Trump's Second Term and Europe's Strategic Autonomy
DOI:
https://doi.org/10.5281/zenodo.17241229Keywords:
US foreign policy, Trump administration, NATO, European security, transatlantic trust, armed interdependence, soft power.Abstract
This article examines the impact of Donald Trump's second presidency on the “price” of American leadership in the Euro-Atlantic space and its implications for the trajectory of European strategic autonomy. Methodologically, the work combines the logic of complex interdependence and soft power with approaches of “weaponized interdependence” and network power, and uses a two-layer model of trust (specific versus general) to track the effects of White House signals on NATO cohesion. The source base comprises official EU and NATO documents, peer-reviewed studies on transatlantic trust, and developments in EU defense and industrial policy.

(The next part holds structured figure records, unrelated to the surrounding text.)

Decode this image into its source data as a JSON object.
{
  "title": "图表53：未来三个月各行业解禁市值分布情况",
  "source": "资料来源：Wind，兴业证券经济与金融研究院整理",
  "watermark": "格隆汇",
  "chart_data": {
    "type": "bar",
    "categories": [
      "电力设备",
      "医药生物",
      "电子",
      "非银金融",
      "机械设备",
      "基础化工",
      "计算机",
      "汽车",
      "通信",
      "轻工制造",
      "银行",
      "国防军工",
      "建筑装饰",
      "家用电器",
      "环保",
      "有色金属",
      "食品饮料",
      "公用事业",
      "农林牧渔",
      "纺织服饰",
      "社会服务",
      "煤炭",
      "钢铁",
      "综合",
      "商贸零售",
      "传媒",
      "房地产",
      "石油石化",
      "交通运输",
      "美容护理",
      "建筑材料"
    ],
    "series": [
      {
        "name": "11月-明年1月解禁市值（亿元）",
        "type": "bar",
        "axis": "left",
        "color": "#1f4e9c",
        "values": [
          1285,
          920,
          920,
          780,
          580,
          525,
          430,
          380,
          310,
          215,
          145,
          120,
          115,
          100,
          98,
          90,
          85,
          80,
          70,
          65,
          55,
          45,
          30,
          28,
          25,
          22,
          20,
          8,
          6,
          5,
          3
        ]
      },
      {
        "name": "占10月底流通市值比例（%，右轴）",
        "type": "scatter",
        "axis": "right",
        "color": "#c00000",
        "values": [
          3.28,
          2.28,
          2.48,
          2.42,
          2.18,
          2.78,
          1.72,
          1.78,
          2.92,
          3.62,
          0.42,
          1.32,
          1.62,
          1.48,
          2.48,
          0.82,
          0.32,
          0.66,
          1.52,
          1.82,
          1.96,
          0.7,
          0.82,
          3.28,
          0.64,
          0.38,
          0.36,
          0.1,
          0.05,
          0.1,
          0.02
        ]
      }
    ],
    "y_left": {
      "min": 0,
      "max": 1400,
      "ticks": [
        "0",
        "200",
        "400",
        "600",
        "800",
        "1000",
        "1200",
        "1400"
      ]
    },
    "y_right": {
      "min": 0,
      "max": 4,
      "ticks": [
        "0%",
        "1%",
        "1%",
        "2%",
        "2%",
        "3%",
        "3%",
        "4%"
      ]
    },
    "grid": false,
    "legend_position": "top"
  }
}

It is shown that the transition to a “coercive” logic (tariffs, export controls, conditional guarantees) does indeed generate one-off concessions, but at the same time increases the political risk of interaction with the US for partners, stimulating a shift away from the dollar and American technology hubs, and the proliferation of minilateral and “club” formats outside Washington. The accumulation of blows to specific trust gradually “sinks” into the plane of general trust, which complicates the mobilization of coalitions and increases the costs of deterrence in crises. Against this backdrop, strategic autonomy in Europe is evolving from a political slogan to a practical “insurance policy”: instead of disengagement, there is an expansion of joint capabilities in ammunition, air defense/missile defense, ISR, logistics, and joint production, embedded in NATO planning and standards. The scientific novelty lies in the integration of networked approaches to power with the operationalization of trust as a strategic resource that can be quickly expended but cannot be quickly restored. The author concludes that the least costly trajectory for both sides of the Atlantic is to make coercion an exception with clear allied safeguards and to systematically rebuild attractiveness; otherwise, order will be maintained, but with greater friction and a weaker US centrality.